A boost in sales worldwide helped Burger King post a 2 percent increase in its fiscal first-quarter profit on Friday, but higher food costs and other expenses still took a bite out of its earnings.

The nation's No. 2 hamburger chain reported increases in commodity, remodeling and acquisition startup costs, leading the chain to miss Wall Street's profit estimates by a penny per share.

Higher commodity costs have been a problem for virtually all restaurant chains, with the price of beef, chicken, cheese and cooking oil all rising.

On a conference call with analysts, Chief Executive John Chidsey said the company's "commodities basket" grew 17 percent in the quarter -- a hefty rise that it partially offset by raising prices on selected items in some markets.

Chidsey said the company is testing a higher-priced Whopper Jr. sandwich in some areas to see whether consumers are willing to pay more for the smaller version of its iconic burger.

He called the higher price "simply a learning project," adding that the company is "hesitant" to permanently raise the price since the higher costs could be more of a short-term problem.

Burger King's biggest rival, industry-leader McDonald's Corp., said this week it would ask franchisees to consider charging a bit more than a dollar for the Double Cheeseburger and replacing the sandwich on the popular Dollar Menu with a less cheesy double burger.

McDonald's has for months been considering tinkering with its Dollar Menu due to high food costs. It also reported higher commodity costs in its latest quarter, but its profit was more insulated from the increases due in part to a 7.1 percent rise in global same-store sales.

Some relief from high commodity prices may be in sight, Burger King said, noting that prices for beef, cheese and oils have "significantly decreased" since the end of July.

"Those commodity costs had skyrocketed and now they've just dropped off a cliff," said Morningstar analyst John Owens.

But it's unlikely that commodity costs will stop weighing down profit. Burger King said it still expects those expenses to rise between 5 percent and 7 percent year-over-year for the full fiscal year.

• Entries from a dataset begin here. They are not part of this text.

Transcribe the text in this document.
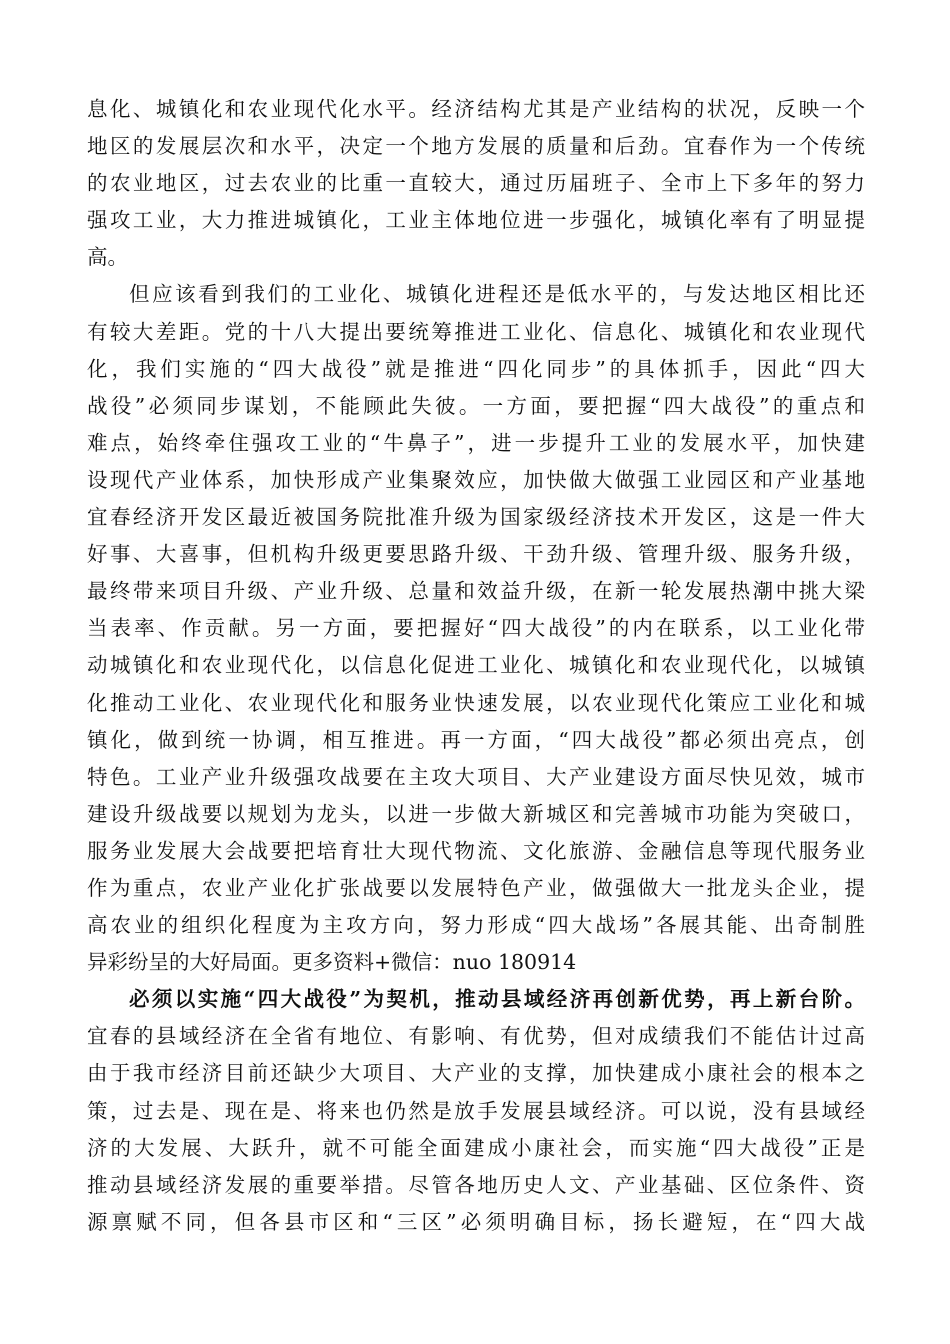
息化、城镇化和农业现代化水平。经济结构尤其是产业结构的状况，反映一个
地区的发展层次和水平，决定一个地方发展的质量和后劲。宜春作为一个传统
的农业地区，过去农业的比重一直较大，通过历届班子、全市上下多年的努力
强攻工业，大力推进城镇化，工业主体地位进一步强化，城镇化率有了明显提
高。
但应该看到我们的工业化、城镇化进程还是低水平的，与发达地区相比还
有较大差距。党的十八大提出要统筹推进工业化、信息化、城镇化和农业现代
化，我们实施的“四大战役”就是推进“四化同步”的具体抓手，因此“四大
战役”必须同步谋划，不能顾此失彼。一方面，要把握“四大战役”的重点和
难点，始终牵住强攻工业的“牛鼻子”，进一步提升工业的发展水平，加快建
设现代产业体系，加快形成产业集聚效应，加快做大做强工业园区和产业基地
宜春经济开发区最近被国务院批准升级为国家级经济技术开发区，这是一件大
好事、大喜事，但机构升级更要思路升级、干劲升级、管理升级、服务升级，
最终带来项目升级、产业升级、总量和效益升级，在新一轮发展热潮中挑大梁
当表率、作贡献。另一方面，要把握好“四大战役”的内在联系，以工业化带
动城镇化和农业现代化，以信息化促进工业化、城镇化和农业现代化，以城镇
化推动工业化、农业现代化和服务业快速发展，以农业现代化策应工业化和城
镇化，做到统一协调，相互推进。再一方面，“四大战役”都必须出亮点，创
特色。工业产业升级强攻战要在主攻大项目、大产业建设方面尽快见效，城市
建设升级战要以规划为龙头，以进一步做大新城区和完善城市功能为突破口，
服务业发展大会战要把培育壮大现代物流、文化旅游、金融信息等现代服务业
作为重点，农业产业化扩张战要以发展特色产业，做强做大一批龙头企业，提
高农业的组织化程度为主攻方向，努力形成“四大战场”各展其能、出奇制胜
异彩纷呈的大好局面。更多资料+微信：nuo 180914
必须以实施“四大战役”为契机，推动县域经济再创新优势，再上新台阶。
宜春的县域经济在全省有地位、有影响、有优势，但对成绩我们不能估计过高
由于我市经济目前还缺少大项目、大产业的支撑，加快建成小康社会的根本之
策，过去是、现在是、将来也仍然是放手发展县域经济。可以说，没有县域经
济的大发展、大跃升，就不可能全面建成小康社会，而实施“四大战役”正是
推动县域经济发展的重要举措。尽管各地历史人文、产业基础、区位条件、资
源禀赋不同，但各县市区和“三区”必须明确目标，扬长避短，在“四大战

For the fiscal first quarter, Miami-based Burger King Holdings Inc. said net income rose to $50 million, or 36 cents per share, from $49 million, or 35 cents per share in the year-ago quarter. Burger King earned 38 cents per share excluding charges, one penny shy of Wall Street estimates, according to Thomson Reuters.

Revenue grew 12 percent to $674 million from $602 million. Analysts predicted $667.6 million.

Same-store sales, or sales at locations open at least a year, rose 3.6 percent worldwide. Despite the economic turmoil in the U.S., same-store sales in the U.S. and Canada rose 3 percent.

Stifel Nicolaus analyst Steve West called the same-store sales increase "great news ... bolstering our belief Burger King's consumer in the U.S. is still strong even in the face of severe macroeconomic headwinds."

Burger King said the higher prices in some markets as well as its value menu items and breakfast and late-night menus helped increase sales worldwide.

Overseas, limited-time offer Whopper sandwiches also added to sales, while in the U.S., the company said new products including the Steakhouse Burger and a new Kids Meal featuring Kraft Macaroni and Cheese and Fresh Apple Fries boosted revenue.

The downturn in the economy may have also provided a helping hand to U.S. sales since consumers have increasingly been turning to fast food in an attempt to save cash. Consumers -- spooked by bank failures, declines in the stock market and talk of a prolonged recession -- have cut back on spending in recent months and have been avoiding pricier sit-down chains.

The company also reaffirmed its 2009 profit outlook for earnings per share growth of 12 percent to 15 percent, implying profit of $1.54 to $1.59 per share. Analysts see $1.56 per share.

Burger King said it expects to add 350 to 400 new restaurants in the 2009 fiscal year.